Three hours after the end of the 72-hour ceasefire, Israeli finally retaliated with air strikes. Hamas missiles were fired at a range of different target’s in southern parts of Israel.
The BBC headline at the moment reads:
Gaza rockets fired as ceasefire ends
Palestinian militant group Hamas rejects any extension of the three-day Gaza ceasefire, with rockets fired at Israel as the truce ends.
That seems a fair statement of things. But here’s what the Guardian leads with:
Israel orders response to rockets fired from Gaza
A rocket trail over the northern Gaza Strip after the expiration of the 72-hour ceasefire with Israel.

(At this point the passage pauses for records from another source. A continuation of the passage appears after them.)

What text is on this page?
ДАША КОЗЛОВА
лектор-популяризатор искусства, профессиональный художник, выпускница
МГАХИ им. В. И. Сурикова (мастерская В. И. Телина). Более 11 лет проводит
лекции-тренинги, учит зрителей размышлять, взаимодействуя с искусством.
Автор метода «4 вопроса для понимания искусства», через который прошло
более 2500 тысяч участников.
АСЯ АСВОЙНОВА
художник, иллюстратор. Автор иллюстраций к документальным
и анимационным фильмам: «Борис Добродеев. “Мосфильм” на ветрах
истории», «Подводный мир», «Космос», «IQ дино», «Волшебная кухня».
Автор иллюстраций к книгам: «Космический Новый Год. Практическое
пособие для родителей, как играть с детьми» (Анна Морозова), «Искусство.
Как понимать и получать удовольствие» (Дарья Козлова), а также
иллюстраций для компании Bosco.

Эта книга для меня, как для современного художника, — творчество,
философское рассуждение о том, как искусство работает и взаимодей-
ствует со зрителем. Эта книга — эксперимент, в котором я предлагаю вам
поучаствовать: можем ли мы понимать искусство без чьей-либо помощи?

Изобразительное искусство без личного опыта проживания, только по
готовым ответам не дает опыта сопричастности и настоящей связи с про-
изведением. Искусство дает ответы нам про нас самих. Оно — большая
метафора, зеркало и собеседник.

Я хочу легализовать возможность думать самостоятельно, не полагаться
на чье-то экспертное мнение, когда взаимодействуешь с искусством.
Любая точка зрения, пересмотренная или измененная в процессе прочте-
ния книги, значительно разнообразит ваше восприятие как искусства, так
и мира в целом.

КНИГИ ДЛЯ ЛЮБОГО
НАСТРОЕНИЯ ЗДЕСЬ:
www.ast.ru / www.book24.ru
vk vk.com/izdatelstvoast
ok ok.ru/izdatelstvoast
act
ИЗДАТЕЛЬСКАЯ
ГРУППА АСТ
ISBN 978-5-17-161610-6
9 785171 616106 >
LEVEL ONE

LIVE Israel claims at least 10 rockets were fired by Hamas after temporary truce expired on Friday morning
“The Israel Defence Force has confirmed it has renewed strikes on Gaza:”
Gaza ceasefire ends
Now, Hamas has been threatening to break the ceasefire since it began on Tuesday, so it’s hardly a surprise.
From the BBC account, you’d learn that Hamas is responsible for the renewal of violence.

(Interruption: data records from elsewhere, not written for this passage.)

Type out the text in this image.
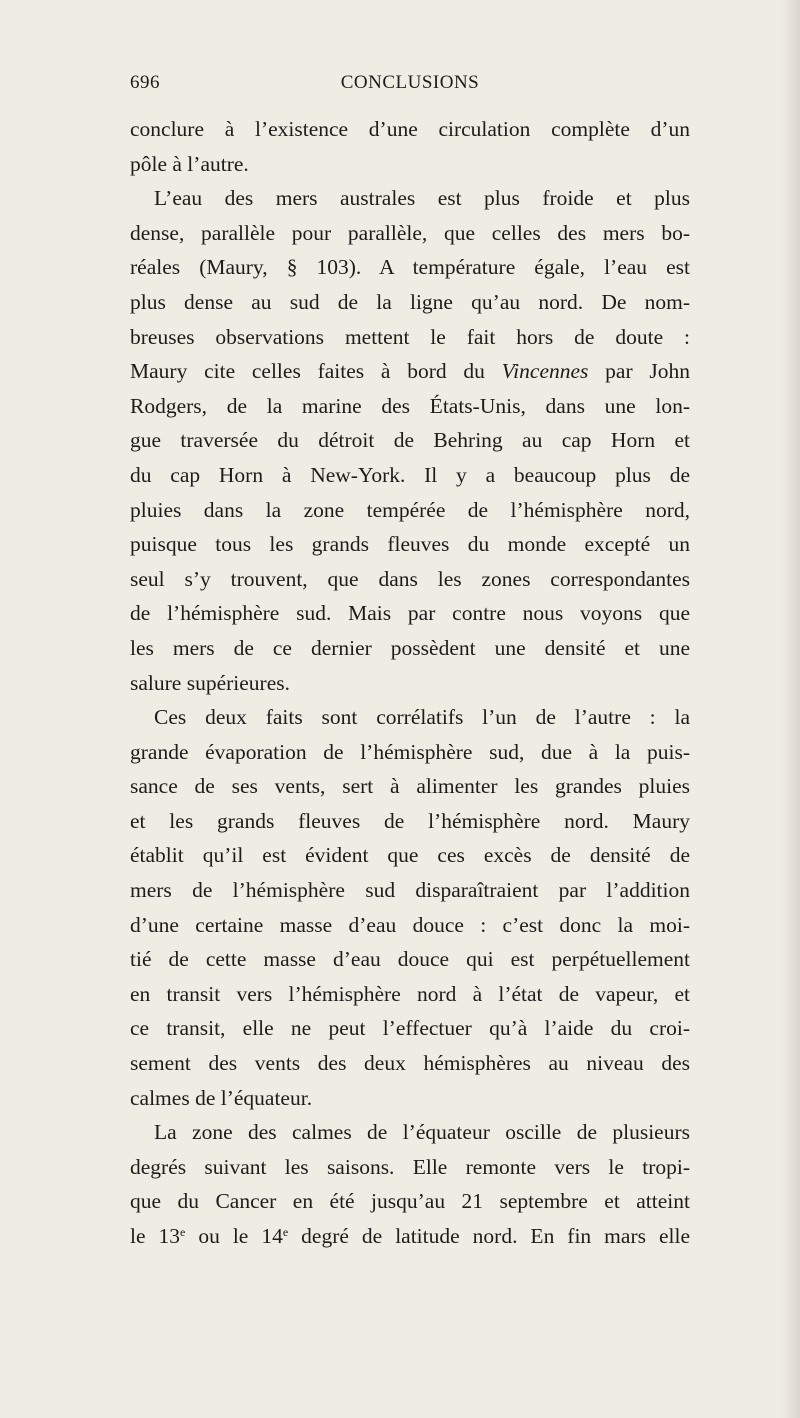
696	CONCLUSIONS
conclure à l’existence d’une circulation complète d’un
pôle à l’autre.
L’eau des mers australes est plus froide et plus
dense, parallèle pour parallèle, que celles des mers bo-
réales (Maury, § 103). A température égale, l’eau est
plus dense au sud de la ligne qu’au nord. De nom-
breuses observations mettent le fait hors de doute :
Maury cite celles faites à bord du Vincennes par John
Rodgers, de la marine des États-Unis, dans une lon-
gue traversée du détroit de Behring au cap Horn et
du cap Horn à New-York. Il y a beaucoup plus de
pluies dans la zone tempérée de l’hémisphère nord,
puisque tous les grands fleuves du monde excepté un
seul s’y trouvent, que dans les zones correspondantes
de l’hémisphère sud. Mais par contre nous voyons que
les mers de ce dernier possèdent une densité et une
salure supérieures.
Ces deux faits sont corrélatifs l’un de l’autre : la
grande évaporation de l’hémisphère sud, due à la puis-
sance de ses vents, sert à alimenter les grandes pluies
et les grands fleuves de l’hémisphère nord. Maury
établit qu’il est évident que ces excès de densité de
mers de l’hémisphère sud disparaîtraient par l’addition
d’une certaine masse d’eau douce : c’est donc la moi-
tié de cette masse d’eau douce qui est perpétuellement
en transit vers l’hémisphère nord à l’état de vapeur, et
ce transit, elle ne peut l’effectuer qu’à l’aide du croi-
sement des vents des deux hémisphères au niveau des
calmes de l’équateur.
La zone des calmes de l’équateur oscille de plusieurs
degrés suivant les saisons. Elle remonte vers le tropi-
que du Cancer en été jusqu’au 21 septembre et atteint
le 13e ou le 14e degré de latitude nord. En fin mars elle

But from the Guardian, you’d think that the Gaza ceasefire ended because the IDF renewed strikes.
Though it does says that “Israel claims at least 10 rockets were fired”.
The use of the word “claims” in this context is deliberate; while the IDF’s decision to bomb Gaza is taken as a fact, the rocket attacks on Israel (which at least the BBC thinks are real) are cited as “Israeli claims”.
It’s this kind of totally unfair, biased and inaccurate reporting that it helping to whip up anti-Israel (and anti-Jewish) hysteria to new levels in Britain — something which, ironically, is the subject of a top Guardian news story today.